Why is Big Data big? Obviously not because someone invented a new statistical method of data analysis that can explain everything. It’s because there is a lot more data spewing out of business processes where there were none before. The questions haven’t changed – as a business manager I still want to know how to forecast sales or understand which levers to apply to improve my business outcomes. But where there was once no way to answer these questions, today there actually is data that can be analyzed to provide some of these answers.
So far all the attention has been on business problems whose answers lie in the copiously flowing data from associated business processes. Marketing, for example, where all Marketing is getting subsumed into Digital Marketing which, as anyone will tell you is a data gusher.
But there are innumerable questions in business that need answering where the data just isn’t there to analyze. Or rather, the data is there but it is unusable, just beyond reach.
I am part of a non-profit theatre company in the Bay Area. Theatre companies live and die by their ticket sales. All costs are fixed. Once you decide to stage a play your costs are all locked in. Your revenue, however, is completely variable, by the number of tickets you sell.
In such a business, it would be crucial to understand where one stands on ticket sales. In other words, you should be able to answer the following question at all times “Based upon the ticket sales today, X days before opening night, we are on track to fill Y% of seats”.
Almost all ticket sales are online.

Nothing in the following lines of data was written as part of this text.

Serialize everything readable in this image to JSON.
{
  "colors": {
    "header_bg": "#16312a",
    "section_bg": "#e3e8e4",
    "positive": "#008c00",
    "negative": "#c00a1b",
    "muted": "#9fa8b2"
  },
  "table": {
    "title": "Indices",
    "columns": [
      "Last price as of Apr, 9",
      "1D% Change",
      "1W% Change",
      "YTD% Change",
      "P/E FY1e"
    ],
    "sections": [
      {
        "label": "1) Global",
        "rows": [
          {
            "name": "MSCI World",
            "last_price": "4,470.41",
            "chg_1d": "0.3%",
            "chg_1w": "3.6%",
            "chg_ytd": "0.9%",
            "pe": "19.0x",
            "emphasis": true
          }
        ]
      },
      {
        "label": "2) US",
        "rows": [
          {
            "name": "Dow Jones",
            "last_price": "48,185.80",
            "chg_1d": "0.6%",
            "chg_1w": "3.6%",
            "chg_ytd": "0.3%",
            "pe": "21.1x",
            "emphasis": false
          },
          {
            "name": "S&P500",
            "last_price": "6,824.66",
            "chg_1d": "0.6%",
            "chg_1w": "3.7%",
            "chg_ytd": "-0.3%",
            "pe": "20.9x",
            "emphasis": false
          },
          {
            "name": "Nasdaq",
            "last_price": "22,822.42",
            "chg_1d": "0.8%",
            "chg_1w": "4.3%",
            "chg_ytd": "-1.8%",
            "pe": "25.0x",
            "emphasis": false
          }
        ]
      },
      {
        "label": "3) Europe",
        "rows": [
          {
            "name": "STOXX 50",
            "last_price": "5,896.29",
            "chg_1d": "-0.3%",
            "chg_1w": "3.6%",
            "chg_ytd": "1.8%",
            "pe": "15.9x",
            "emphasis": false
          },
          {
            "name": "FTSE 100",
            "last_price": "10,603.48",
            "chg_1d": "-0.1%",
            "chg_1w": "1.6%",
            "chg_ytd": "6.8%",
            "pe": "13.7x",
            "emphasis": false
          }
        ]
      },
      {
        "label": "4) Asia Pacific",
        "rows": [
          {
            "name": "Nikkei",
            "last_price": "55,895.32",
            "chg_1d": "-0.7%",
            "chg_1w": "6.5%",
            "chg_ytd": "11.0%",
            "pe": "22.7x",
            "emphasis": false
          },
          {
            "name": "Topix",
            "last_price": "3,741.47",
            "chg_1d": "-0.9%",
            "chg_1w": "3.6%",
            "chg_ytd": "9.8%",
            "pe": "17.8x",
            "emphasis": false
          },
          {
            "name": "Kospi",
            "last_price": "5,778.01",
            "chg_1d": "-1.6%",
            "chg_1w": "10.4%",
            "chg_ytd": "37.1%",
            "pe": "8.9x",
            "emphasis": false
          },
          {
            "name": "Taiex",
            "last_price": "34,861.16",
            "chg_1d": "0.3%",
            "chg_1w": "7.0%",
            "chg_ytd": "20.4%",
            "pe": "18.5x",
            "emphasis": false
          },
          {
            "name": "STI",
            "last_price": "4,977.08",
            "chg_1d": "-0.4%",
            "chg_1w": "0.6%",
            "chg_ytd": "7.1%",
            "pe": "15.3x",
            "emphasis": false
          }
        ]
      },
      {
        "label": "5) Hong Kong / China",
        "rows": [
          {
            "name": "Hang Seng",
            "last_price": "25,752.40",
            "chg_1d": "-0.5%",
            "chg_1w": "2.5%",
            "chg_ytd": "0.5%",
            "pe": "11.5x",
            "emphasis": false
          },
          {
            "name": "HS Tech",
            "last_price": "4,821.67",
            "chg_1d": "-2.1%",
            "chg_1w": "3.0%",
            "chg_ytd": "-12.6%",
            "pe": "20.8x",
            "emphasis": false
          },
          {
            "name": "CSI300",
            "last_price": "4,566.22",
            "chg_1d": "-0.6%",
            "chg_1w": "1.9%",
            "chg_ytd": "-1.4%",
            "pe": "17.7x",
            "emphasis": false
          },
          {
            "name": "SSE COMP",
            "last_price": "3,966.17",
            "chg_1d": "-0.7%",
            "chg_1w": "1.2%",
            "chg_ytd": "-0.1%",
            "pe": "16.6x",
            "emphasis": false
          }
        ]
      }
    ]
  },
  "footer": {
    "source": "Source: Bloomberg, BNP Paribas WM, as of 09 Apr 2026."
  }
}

Which is a good beginning. The online ticket selling service that we use sends us a daily email with our cumulative ticket sales till that day. But, and here’s the nub, they don’t store a time series of daily ticket sales. So if I wanted to draw a graph with number of days to opening night on the X axis and cumulative tickets sold (by show, of course) on the Y axis, I’m out of luck.
This is not a unique situation. I’m sure you can think of many such examples in your business where you know the data is created but it isn’t kept, or it isn’t in the right form.
Then there’s a form of data that is not captured but can be, with just a little work. At Infosys, when I was trying to wrap my head around how to implement CRM in a company which hadn’t used one for years, I thought that it might be too much to expect the field force to make notes after every client meeting. But perhaps, if they could just log every client meeting, that by itself would be very useful. It would be a measure of business activity which we may be able to correlate to deal value and perhaps, could serve as a rough, early warning forecasting system. There are so many opportunities for squeezing a business process for meaningful data. Analyzing this data, typically doesn’t need Hadoop clusters, but the business outcomes could be quite significant.
Think of data as fossils in sedimentary rock. The fossils in the upper layers are newer, better formed and easier to interpret. The ones in the lower layers are just the opposite. But they are just as important to understanding and improving your business.
IT Services companies will see a lot of opportunity in Big Data and Analytics. But software companies will take away most of the value in the top sedimentary layers. The lower layers will be messy. And straightening out messes, is where IT Services companies thrive.
Meanwhile, I’ll be trying to sort out my ‘messy’ ticket sales data using Google Script. If anybody knows of a script that will help extract a number from an email that follows an identical string of text, please send me a note. Thanks.